As the number of children diagnosed with autism rises, so do questions. If we had a better idea of what causes it, would we be able to curtail it? Jami Hallman is an autism screener at Golisano Children’s Hospital.
“I think there’s a lot of factors that have played into it and we’re really not sure if there’s some environmental factor or something that has made us actually have more autism or if we’re just more aware of it,” says Jami Hallman, nurse practitioner with Golisano Children’s Hospital.
Now a Danish study, presented in the journal Pediatrics, makes a tentative link between autism and the flu. It found women who had the flu during pregnancy were twice as likely to have a child with autism. Those who had a fever longer than a week were three times as likely to have an autistic child.
The research reinforces recommendations to get the flu shot.
“Current CDC recommendations are that everybody receive a flu shot, there certainly are people who are at higher risk of having problems from the flu. Especially the geriatric and older patients, the very young patients and pregnant patients,” says Dr. Christina Cavanagh, family medicine practitioner with Lee Memorial Health System.

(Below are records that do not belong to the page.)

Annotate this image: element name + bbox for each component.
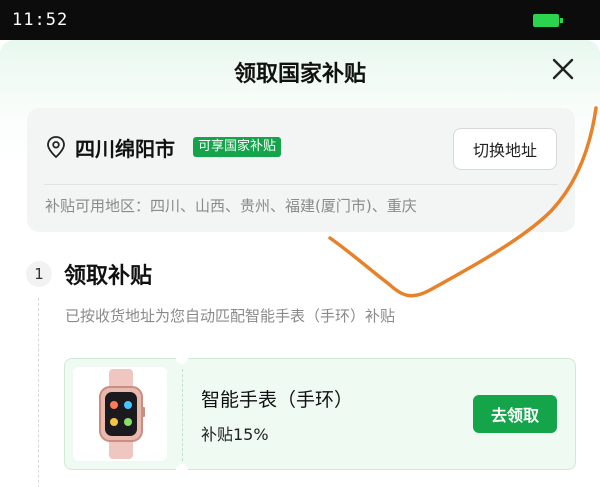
smartwatch-image: [73, 367, 167, 461]
card-separator: [182, 369, 183, 461]
card-notch-top: [176, 352, 188, 364]
switch-address-button[interactable]: 切换地址: [453, 128, 557, 170]
step-connector: [38, 298, 39, 487]
step-number: 1: [26, 261, 52, 287]
sheet-title: 领取国家补贴: [233, 62, 366, 87]
subsidy-tag: 可享国家补贴: [193, 137, 282, 157]
close-icon[interactable]: [548, 54, 578, 84]
status-bar: 11:52: [0, 0, 600, 40]
product-name: 智能手表（手环）: [201, 389, 354, 411]
status-time: 11:52: [12, 10, 69, 30]
product-card: 智能手表（手环） 补贴15% 去领取: [64, 352, 576, 476]
location-pin-icon: [45, 135, 67, 159]
available-regions: 补贴可用地区：四川、山西、贵州、福建(厦门市)、重庆: [45, 197, 417, 215]
battery-tip: [560, 18, 563, 23]
address-card: 四川绵阳市 可享国家补贴 切换地址 补贴可用地区：四川、山西、贵州、福建(厦门市…: [27, 108, 575, 232]
subsidy-rate: 补贴15%: [201, 425, 269, 444]
divider: [44, 184, 558, 185]
battery-icon: [533, 14, 559, 27]
claim-button[interactable]: 去领取: [473, 395, 557, 433]
card-notch-bottom: [176, 464, 188, 476]
step-title: 领取补贴: [64, 264, 153, 289]
current-city: 四川绵阳市: [75, 137, 175, 161]
subsidy-sheet: 领取国家补贴 四川绵阳市 可享国家补贴 切换地址 补贴可用地区：四川、山西、贵州…: [0, 40, 600, 487]
step-description: 已按收货地址为您自动匹配智能手表（手环）补贴: [65, 307, 396, 325]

The flu vaccine is proven to be safe for expectant moms, who should take the shot and not the nasal spray.
“It does have some live virus in the vaccine, it has been inactivated so it cannot cause the flu but it is a little bit more likely to cause flu-like symptoms low grade fever, muscle aches, cough and congestion,” says Dr. Cavanagh.
The autism-flu factor is still a work in progress, but it fits a growing theory about a mother’s immune system impacting the unborn child’s brain. One thing is certain; the issue is going nowhere fast.
“I’d heard somebody quote a number recently that there was about 1,000 kids in the Lee County school system with autism, which is a lot of children,” says Hallman.